31 Mar How To Make Robo-Advisors Irrelevant
It’s difficult to pick up an industry publication, attend a conference or speak to a fellow advisor without discussing the threat of robo-advisors. There is no doubt they will change our industry forever but what is the solution for the financial advisor?
Over the last week I’ve been reading Blue Ocean Strategy: How To Create Uncontested Market Space And Make The Competition Irrelevant. The book offers a framework to deal with competition. A series of steps that go beyond differentiation or cost cutting, the typical response to competitive threats. The main arc of the book is that to defeat your competition you must make them irrelevant typically by appealing to a new customer segment.
Through a process called value innovation it is possible to create a business that is cheaper (either for you to produce or the consumer to buy) and better. The classic example is Cirque Du Soleil who created a brand new market with their artistic and theatrical circus performances a world away from tents, lions, ringmasters and deadpan humor.
So how can we apply value innovation to financial advice? The first step is to understand the criteria under which people buy financial advice and who are the competitors. Here is my list….
Criteria for Buying Financial Advice
Price / Fees – How much does it cost?
Performance – Will I make money?
Ease – Is the process easy to buy and manage?
Trust / Relationship – Can I trust the service/person and build a relationship?
Time – How long does it take to start and finish?
Goals – Will I have a set of goals and a plan I can believe in?
Education – Will I be more financially astute?
Personalization – How personalized is the service?
Competitors Offering Financial Advice
Financial Advisors – In all their shapes and sizes
Robo-Advisors – Wealthfront, Betterment, etc
Family and Friends
Do It Yourself
Plotting The Competitors
Using my judgment I’ve plotted the relative performance of different competitors in each area. For example, robo-advisors are cheap compared to the average financial advisor but they do not offer much in terms of personalization.
The point of the exercise is not to be 10 in everything. That is nearly impossible. The point is to find uncontested market space. So what opportunities exist for financial advisors given the current situation? The evidence would seem to suggest that advisors should not manage money directly.
As you can see from the chart above, the average financial advisor is great at goal setting, education, personalization but score poorly in fees and investment performance. Obviously there are advisors that perform well for their clients but the general perception is that fees erode performance. A solution to combat the threat of robo-advisors is not to manage money at all. Either outsource it to a robo-advisor, an inexpensive 3rd party money manager or become a coach and encourage clients to do their own buying and selling.
There is no advantage in offering a broadly diversified passive portfolio. As Michael Kitces says “Building a well-diversified passive strategic portfolio is on its way to being totally commoditized“. A less revolutionary approach to ridding yourself of money management has been advocated by people such as Deborah Fox of Fox Financial Planning Network, who suggests that a two tier service level could be the best approach for advisors. For some, even this is drastic.

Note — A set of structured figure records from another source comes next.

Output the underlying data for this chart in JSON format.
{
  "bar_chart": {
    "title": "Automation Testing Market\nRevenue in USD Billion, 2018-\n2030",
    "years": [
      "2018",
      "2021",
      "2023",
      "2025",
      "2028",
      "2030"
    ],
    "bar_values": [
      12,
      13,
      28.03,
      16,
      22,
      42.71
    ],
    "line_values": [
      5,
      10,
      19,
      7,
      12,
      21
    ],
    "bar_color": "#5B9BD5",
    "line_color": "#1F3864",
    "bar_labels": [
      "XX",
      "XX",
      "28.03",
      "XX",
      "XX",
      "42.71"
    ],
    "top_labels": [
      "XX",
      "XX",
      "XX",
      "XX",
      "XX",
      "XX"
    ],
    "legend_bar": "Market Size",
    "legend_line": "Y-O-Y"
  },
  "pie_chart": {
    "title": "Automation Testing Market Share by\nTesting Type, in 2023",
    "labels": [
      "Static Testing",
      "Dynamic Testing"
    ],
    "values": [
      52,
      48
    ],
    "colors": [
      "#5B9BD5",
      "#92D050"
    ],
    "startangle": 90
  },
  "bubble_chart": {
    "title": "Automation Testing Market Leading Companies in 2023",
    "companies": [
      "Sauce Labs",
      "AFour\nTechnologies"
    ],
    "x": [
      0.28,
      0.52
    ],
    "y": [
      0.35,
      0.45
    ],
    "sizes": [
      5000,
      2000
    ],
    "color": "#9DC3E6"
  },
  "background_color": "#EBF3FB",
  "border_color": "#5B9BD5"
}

The Blue Ocean Strategy offers other suggestions for advisors. For example, selling your skills to a new industry e.g. Employer retirement plans, institutions or getting into business planning. There is also the option to cut across client groups e.g. (Having a price point between robos and existing advisors and simply providing online advice).

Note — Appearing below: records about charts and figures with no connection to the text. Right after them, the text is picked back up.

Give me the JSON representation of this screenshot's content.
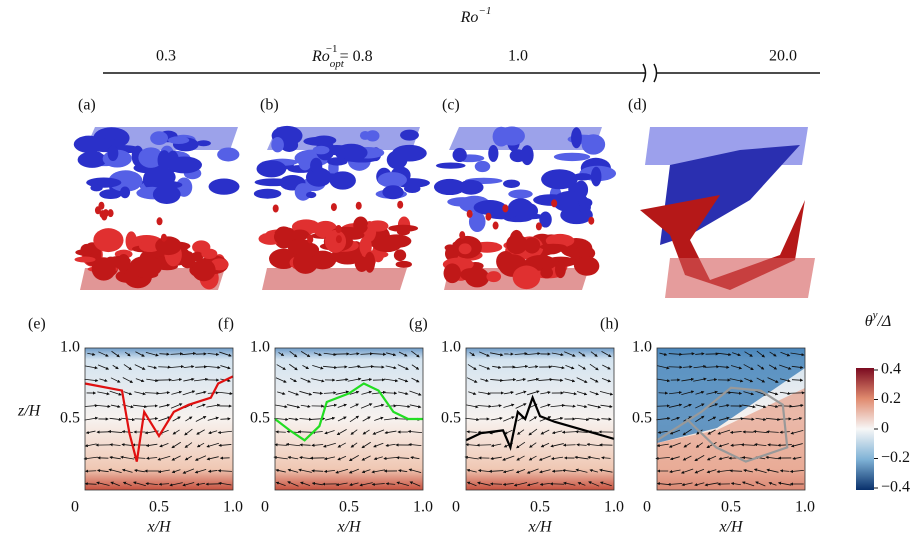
{
  "header": {
    "axis_label": {
      "base": "Ro",
      "sup": "−1"
    },
    "ticks": [
      "0.3",
      {
        "base": "Ro",
        "sub": "opt",
        "sup": "−1",
        "text": "= 0.8"
      },
      "1.0",
      "20.0"
    ]
  },
  "panels_3d": [
    "(a)",
    "(b)",
    "(c)",
    "(d)"
  ],
  "panels_2d": {
    "labels": [
      "(e)",
      "(f)",
      "(g)",
      "(h)"
    ],
    "y_label": "z/H",
    "x_label": "x/H",
    "y_ticks": [
      "1.0",
      "0.5"
    ],
    "x_ticks": [
      "0",
      "0.5",
      "1.0"
    ]
  },
  "colorbar": {
    "title": "θ",
    "title_sup": "y",
    "title_rest": "/Δ",
    "ticks": [
      "0.4",
      "0.2",
      "0",
      "−0.2",
      "−0.4"
    ]
  }
}
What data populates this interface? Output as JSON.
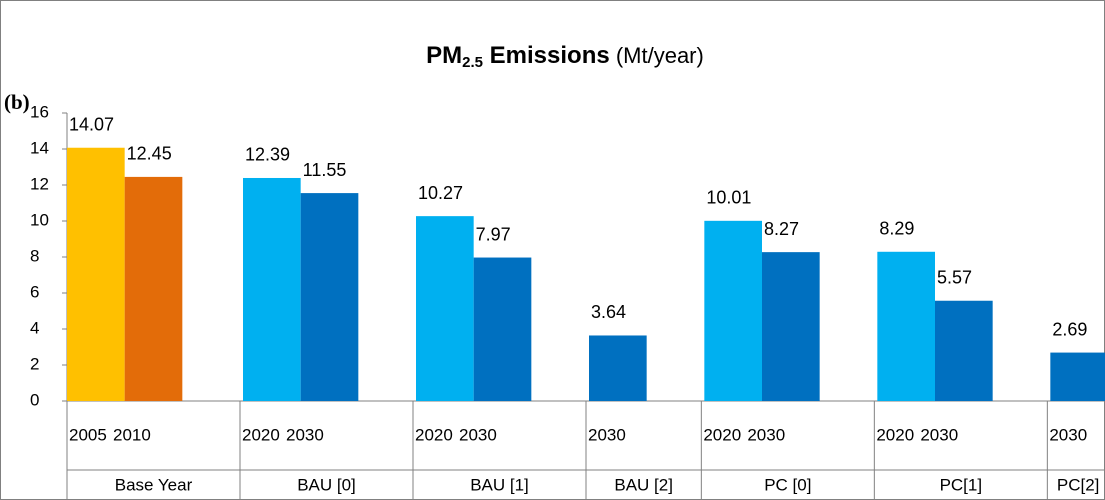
{
  "chart_data": {
    "type": "bar",
    "panel_label": "(b)",
    "title": {
      "main": "PM",
      "subscript": "2.5",
      "bold": " Emissions",
      "unit": " (Mt/year)"
    },
    "ylim": [
      0,
      16
    ],
    "yticks": [
      0,
      2,
      4,
      6,
      8,
      10,
      12,
      14,
      16
    ],
    "groups": [
      {
        "name": "Base Year",
        "categories": [
          "2005",
          "2010"
        ],
        "values": [
          14.07,
          12.45
        ],
        "colors": [
          "#ffc000",
          "#e36c09"
        ]
      },
      {
        "name": "BAU [0]",
        "categories": [
          "2020",
          "2030"
        ],
        "values": [
          12.39,
          11.55
        ],
        "colors": [
          "#00b0f0",
          "#0070c0"
        ]
      },
      {
        "name": "BAU [1]",
        "categories": [
          "2020",
          "2030"
        ],
        "values": [
          10.27,
          7.97
        ],
        "colors": [
          "#00b0f0",
          "#0070c0"
        ]
      },
      {
        "name": "BAU [2]",
        "categories": [
          "2030"
        ],
        "values": [
          3.64
        ],
        "colors": [
          "#0070c0"
        ]
      },
      {
        "name": "PC [0]",
        "categories": [
          "2020",
          "2030"
        ],
        "values": [
          10.01,
          8.27
        ],
        "colors": [
          "#00b0f0",
          "#0070c0"
        ]
      },
      {
        "name": "PC[1]",
        "categories": [
          "2020",
          "2030"
        ],
        "values": [
          8.29,
          5.57
        ],
        "colors": [
          "#00b0f0",
          "#0070c0"
        ]
      },
      {
        "name": "PC[2]",
        "categories": [
          "2030"
        ],
        "values": [
          2.69
        ],
        "colors": [
          "#0070c0"
        ]
      }
    ]
  }
}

What would I do if I were a new financial advisor?
I like to think what would I do if I were a brand new financial advisor (admittedly an easier situation than converting an existing business). I suspect I would probably partner with a robo-advisor to do the investment management, provide online financial advice (so I could be nationwide) and focus on a particular sort of client base (e.g. entrepreneurs, doctors, lawyers, people 50-55).
There is a gap in the market between robos and traditional advice. Vanguard and Personal Capital have attempted to enter it with their hybrid model and I believe they will be successful. Therefore an advisor will need a specialism (e.g. doctors, military personnel etc) where Vanguard can’t compete because of their scale. You can charge more than Vanguard (whose fees start at $300 a year) and anchor your pricing next to something that has nothing to do with financial advice but people pay a lot more for e.g cable tv.
You are probably thinking this doesn’t sound like a very scalable business. I disagree by attracting clients who have never bought financial advice I believe it would be possible to create a profitable sustainable business (though it may very well be smaller than what you have today). Walmart is not the only food retailer (just look at Whole Foods) and therefore Wealthfront or Vanguard don’t have to be the only people selling financial advice.
In the long run (10+ years) I can’t help but see financial advice being broken into three categories. Swiss style white glove service for multi millionaires, primarily online hybrid services, and do it yourself robo-advisors. I believe the best bet for advisors is to offer a hybrid service. It’s the only relatively uncontested market place that exists.